Corrida scandaleuse à Bayonne : deux ministres dans l’arène

 
 

 
Le souffle qui surgit du mufle quand le taureau gratte le sol et s’agenouille devant son danseur de mort…

Le héros qui s’avance coiffé de son bicorne, cambré comme une ballerine, dans les broderies et la soie fuchsia…

La poussière qui tournoie dans le soleil, le silence de la peur quand charge la bête, les Olé de la foule…
C’est beau, la corrida, c’est coloré, c’est puissant, c’est sanglant, c’est viril, c’est culturel, c’est outrageusement sensuel… et c’est devenu insupportable !
Le scandale est récurrent qui revient chaque été, quand les arènes s’ouvrent au rituel séculaire. « Barbarie d’un autre âge », disent les détracteurs. « Patrimoine culturel », « héroïsme de l’homme et de la bête » répondent les afficionados. Irréconciliables.
Ce jeudi 15 août se déroulait, dans les arènes de Bayonne, une « corrida goyesque ». Hors le fait que l’adjectif renvoie à l’évidence au peintre Goya, j’ignorais cette spécialité.
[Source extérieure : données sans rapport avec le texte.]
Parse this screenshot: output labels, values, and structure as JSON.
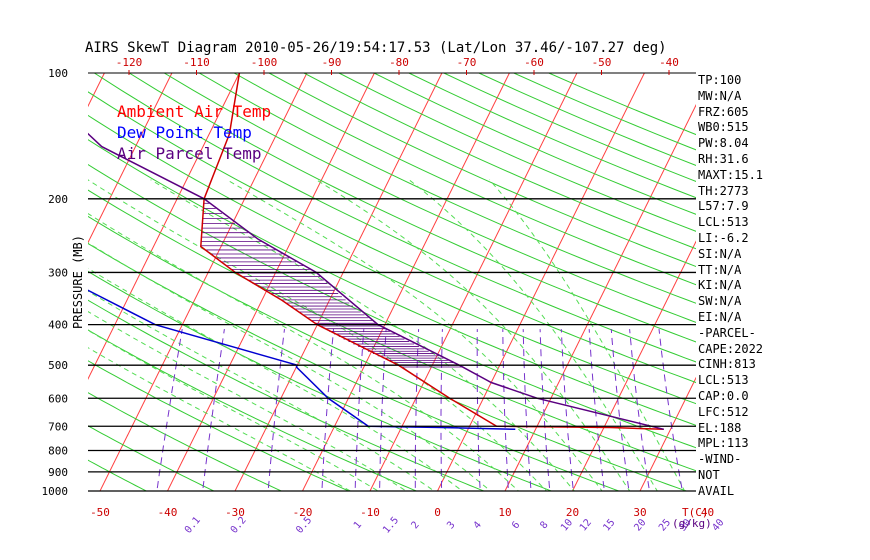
{
  "chart_data": {
    "type": "line",
    "title": "AIRS SkewT Diagram 2010-05-26/19:54:17.53 (Lat/Lon 37.46/-107.27 deg)",
    "ylabel": "PRESSURE (MB)",
    "x_unit_label": "T(C)",
    "mixing_ratio_unit_label": "(g/kg)",
    "pressure_ticks": [
      "100",
      "200",
      "300",
      "400",
      "500",
      "600",
      "700",
      "800",
      "900",
      "1000"
    ],
    "temp_ticks_top": [
      "-120",
      "-110",
      "-100",
      "-90",
      "-80",
      "-70",
      "-60",
      "-50",
      "-40"
    ],
    "temp_ticks_bottom": [
      "-50",
      "-40",
      "-30",
      "-20",
      "-10",
      "0",
      "10",
      "20",
      "30",
      "40"
    ],
    "mixing_ratio_labels": [
      "0.1",
      "0.2",
      "0.5",
      "1",
      "1.5",
      "2",
      "3",
      "4",
      "6",
      "8",
      "10",
      "12",
      "15",
      "20",
      "25",
      "30",
      "40"
    ],
    "legend": [
      {
        "label": "Ambient Air Temp",
        "color": "#ff0000"
      },
      {
        "label": "Dew Point Temp",
        "color": "#0000ff"
      },
      {
        "label": "Air Parcel Temp",
        "color": "#5a0080"
      }
    ],
    "series": [
      {
        "name": "Ambient Air Temp",
        "color": "#d00000",
        "points": [
          [
            100,
            -60
          ],
          [
            140,
            -57
          ],
          [
            200,
            -56
          ],
          [
            260,
            -53
          ],
          [
            300,
            -46
          ],
          [
            350,
            -37
          ],
          [
            400,
            -30
          ],
          [
            500,
            -15
          ],
          [
            600,
            -5
          ],
          [
            700,
            4
          ],
          [
            705,
            21
          ],
          [
            712,
            29
          ]
        ]
      },
      {
        "name": "Dew Point Temp",
        "color": "#0000d0",
        "points": [
          [
            100,
            -87
          ],
          [
            140,
            -92
          ],
          [
            175,
            -94
          ],
          [
            200,
            -89
          ],
          [
            260,
            -80
          ],
          [
            300,
            -73
          ],
          [
            400,
            -54
          ],
          [
            500,
            -30
          ],
          [
            505,
            -30
          ],
          [
            600,
            -23
          ],
          [
            700,
            -15
          ],
          [
            705,
            -4
          ],
          [
            712,
            7
          ]
        ]
      },
      {
        "name": "Air Parcel Temp",
        "color": "#5a0080",
        "points": [
          [
            100,
            -92
          ],
          [
            150,
            -75
          ],
          [
            200,
            -56
          ],
          [
            250,
            -45
          ],
          [
            300,
            -34
          ],
          [
            400,
            -21
          ],
          [
            500,
            -6
          ],
          [
            550,
            0
          ],
          [
            600,
            8
          ],
          [
            712,
            29
          ]
        ]
      }
    ]
  },
  "stats": [
    "TP:100",
    "MW:N/A",
    "FRZ:605",
    "WB0:515",
    "PW:8.04",
    "RH:31.6",
    "MAXT:15.1",
    "TH:2773",
    "L57:7.9",
    "LCL:513",
    "LI:-6.2",
    "SI:N/A",
    "TT:N/A",
    "KI:N/A",
    "SW:N/A",
    "EI:N/A",
    "-PARCEL-",
    "CAPE:2022",
    "CINH:813",
    "LCL:513",
    "CAP:0.0",
    "LFC:512",
    "EL:188",
    "MPL:113",
    "-WIND-",
    "NOT",
    "AVAIL"
  ],
  "colors": {
    "isotherm": "#ff4040",
    "dry_adiabat": "#33cc33",
    "moist_adiabat": "#55dd55",
    "mixing_ratio": "#7733cc",
    "tick_text": "#cc0000",
    "isobar": "#000000"
  }
}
Wikipédia nous renseigne ainsi : « Une corrida goyesque (de l’espagnol corrida goyesca) est une corrida particulière dans son apparence mais identique dans son déroulement à une corrida “normale”. […] Au cours des corridas goyesques, les toreros utilisent des costumes similaires à ceux en vigueur à l’époque de Goya : les paillettes sont quasiment absentes, les seules décorations étant des broderies ; la taleguilla est ample, et non moulante comme son homologue moderne ; au lieu d’une montera, le torero coiffe un bicorne ; les cheveux (longs) sont retenus par une résille ; le capote de paseo n’existe pas, les toreros défilant en portant le capote de brega sur l’épaule. »
En ce jour de l’Assomption, c’est le torero Daniel Luque qui officiait, faisant face à six taureaux. Tous occis.